Last Update: September 8, 2001

Even if you don't have diabetes yourself, the chances are that a family member or a neighbor does. The proportion of American adults with diabetes increased from 4.9 percent in 1990 to 6.9 percent in 1999, according to a new government survey.

This means about 30 people living here in Rolling Green Estates have diabetes, assuming an average of three people per each of our 145 homes. But the only people I know living here who have diabetes live in my house.

Treatment of type 2 diabetes depends on you—not your doctor.

We are the lucky ones.

How could that be lucky? Because we know that we have diabetes and can control it. While diabetes can't be cured, it can be controlled. The government estimates that one-third of all Americans with diabetes don't know that they have it. That translates to 10 residents of Rolling Green Estates who haven't yet got that diagnosis from their doctors.

Most people manage to live with diabetes for eight years before a doctor gives them the news. Either they don't have the typical symptoms of diabetes or they ignore them.

The symptoms include feeling tired or ill, frequent urination (especially at night), unusual thirst, weight loss, blurred vision, frequent infections, and slow healing of sores. These symptoms develop slowly for the most common form of diabetes, which we now call type 2. About 90 to 95 percent of people with diabetes have it. This form of diabetes usually develops in adults over the age of 40 and is most common among adults over age 55. About 80 percent of them are overweight.

Having diabetes means that your body doesn't do a good job of using the carbohydrate you eat. It needs to be broken down into a simple sugar called glucose, the body's main fuel source.

But for that glucose to get into your cells it needs insulin, which is a hormone that the beta cells in your pancreas produce. The pancreases of people who have diabetes either produce little or no insulin or the body does not respond to the insulin that is produced. So glucose builds up in the blood and is wasted. Even worse, all that glucose running around in your blood stream is responsible for the typical complications of diabetes—diseases of the heart, eye, kidneys, nerves, and other organs.

More than any other disease, the treatment of type 2 diabetes depends on the individual rather than the doctor. That's because the most important treatments are weight loss and exercise. If that's not enough, you will need to take pills or insulin shots to control your blood glucose.
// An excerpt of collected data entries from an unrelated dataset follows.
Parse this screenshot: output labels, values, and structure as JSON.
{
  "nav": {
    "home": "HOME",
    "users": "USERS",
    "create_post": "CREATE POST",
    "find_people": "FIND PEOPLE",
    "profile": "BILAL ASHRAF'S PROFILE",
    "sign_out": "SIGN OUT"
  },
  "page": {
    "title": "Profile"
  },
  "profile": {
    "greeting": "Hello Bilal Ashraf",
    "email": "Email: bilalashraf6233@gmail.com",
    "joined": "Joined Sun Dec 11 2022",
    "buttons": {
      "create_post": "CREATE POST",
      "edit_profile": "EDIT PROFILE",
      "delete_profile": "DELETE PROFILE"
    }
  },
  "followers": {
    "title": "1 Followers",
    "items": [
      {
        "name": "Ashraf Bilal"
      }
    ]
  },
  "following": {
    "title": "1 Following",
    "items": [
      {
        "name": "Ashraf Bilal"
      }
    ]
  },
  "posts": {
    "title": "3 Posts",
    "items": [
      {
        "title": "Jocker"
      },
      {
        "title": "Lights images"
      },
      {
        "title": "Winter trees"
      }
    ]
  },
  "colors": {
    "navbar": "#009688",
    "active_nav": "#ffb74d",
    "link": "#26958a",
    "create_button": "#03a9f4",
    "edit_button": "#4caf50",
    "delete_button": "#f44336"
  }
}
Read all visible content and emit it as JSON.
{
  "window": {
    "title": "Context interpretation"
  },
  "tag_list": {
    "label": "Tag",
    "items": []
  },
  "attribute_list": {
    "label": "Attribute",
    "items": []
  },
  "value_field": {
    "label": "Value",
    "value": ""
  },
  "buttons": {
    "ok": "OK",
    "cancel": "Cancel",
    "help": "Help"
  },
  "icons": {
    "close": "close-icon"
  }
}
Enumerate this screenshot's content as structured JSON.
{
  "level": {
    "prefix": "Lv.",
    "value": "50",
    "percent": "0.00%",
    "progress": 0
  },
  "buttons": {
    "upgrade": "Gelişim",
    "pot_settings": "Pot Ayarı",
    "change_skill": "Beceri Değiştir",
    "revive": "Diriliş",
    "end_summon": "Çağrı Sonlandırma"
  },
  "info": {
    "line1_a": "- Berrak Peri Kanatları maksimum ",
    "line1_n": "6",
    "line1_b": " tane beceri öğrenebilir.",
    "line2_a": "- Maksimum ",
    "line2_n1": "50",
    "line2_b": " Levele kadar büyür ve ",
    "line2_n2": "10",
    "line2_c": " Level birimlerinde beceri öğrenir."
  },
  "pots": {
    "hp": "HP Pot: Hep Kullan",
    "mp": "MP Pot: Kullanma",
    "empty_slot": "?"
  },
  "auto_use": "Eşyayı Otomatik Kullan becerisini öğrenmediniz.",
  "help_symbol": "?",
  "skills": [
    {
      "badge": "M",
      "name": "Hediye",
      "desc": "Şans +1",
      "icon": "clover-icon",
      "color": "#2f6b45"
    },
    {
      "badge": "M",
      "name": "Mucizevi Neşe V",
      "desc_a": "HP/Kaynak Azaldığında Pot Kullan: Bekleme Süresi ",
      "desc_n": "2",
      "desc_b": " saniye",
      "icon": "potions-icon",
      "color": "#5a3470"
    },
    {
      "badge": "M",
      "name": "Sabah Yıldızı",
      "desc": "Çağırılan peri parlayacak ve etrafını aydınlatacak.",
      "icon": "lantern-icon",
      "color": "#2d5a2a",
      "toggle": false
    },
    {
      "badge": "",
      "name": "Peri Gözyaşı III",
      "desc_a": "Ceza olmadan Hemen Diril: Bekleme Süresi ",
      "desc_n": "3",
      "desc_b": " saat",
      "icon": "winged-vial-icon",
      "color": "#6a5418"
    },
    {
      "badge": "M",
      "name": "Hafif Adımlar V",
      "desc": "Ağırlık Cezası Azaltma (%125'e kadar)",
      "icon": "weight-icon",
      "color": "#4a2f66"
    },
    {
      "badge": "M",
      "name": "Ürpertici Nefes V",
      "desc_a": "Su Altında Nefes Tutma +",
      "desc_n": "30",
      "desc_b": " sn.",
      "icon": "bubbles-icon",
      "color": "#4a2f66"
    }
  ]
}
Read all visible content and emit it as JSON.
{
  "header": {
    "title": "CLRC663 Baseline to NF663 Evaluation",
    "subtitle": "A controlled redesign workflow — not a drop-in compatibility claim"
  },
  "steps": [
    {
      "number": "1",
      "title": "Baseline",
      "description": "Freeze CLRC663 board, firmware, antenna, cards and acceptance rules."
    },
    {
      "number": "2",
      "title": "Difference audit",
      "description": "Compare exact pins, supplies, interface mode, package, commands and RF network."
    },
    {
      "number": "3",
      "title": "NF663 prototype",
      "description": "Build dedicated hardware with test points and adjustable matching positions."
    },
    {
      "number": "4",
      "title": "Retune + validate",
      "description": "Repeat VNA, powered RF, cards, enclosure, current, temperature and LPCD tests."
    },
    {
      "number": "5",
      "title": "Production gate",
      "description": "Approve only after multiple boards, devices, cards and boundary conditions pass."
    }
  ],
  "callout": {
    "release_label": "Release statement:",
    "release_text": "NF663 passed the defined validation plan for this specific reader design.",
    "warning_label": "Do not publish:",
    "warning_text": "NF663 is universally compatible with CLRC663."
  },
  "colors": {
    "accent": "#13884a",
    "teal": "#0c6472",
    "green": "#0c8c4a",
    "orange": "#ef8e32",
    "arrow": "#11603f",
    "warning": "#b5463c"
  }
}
I take pills. When my doctor diagnosed diabetes in February 1994, I was working as a freelance contributing editor of a business magazine. But I found that diabetes was so interesting that soon I was writing only about diabetes.

That continues to be the way I make my living. But I also have a Web site that is my hobby. It is packed full of information about diabetes. The address is www.mendosa.com/diabetes.htm .

Diabetes so far has been good to me. I haven't had any of the terrible complications of the disease.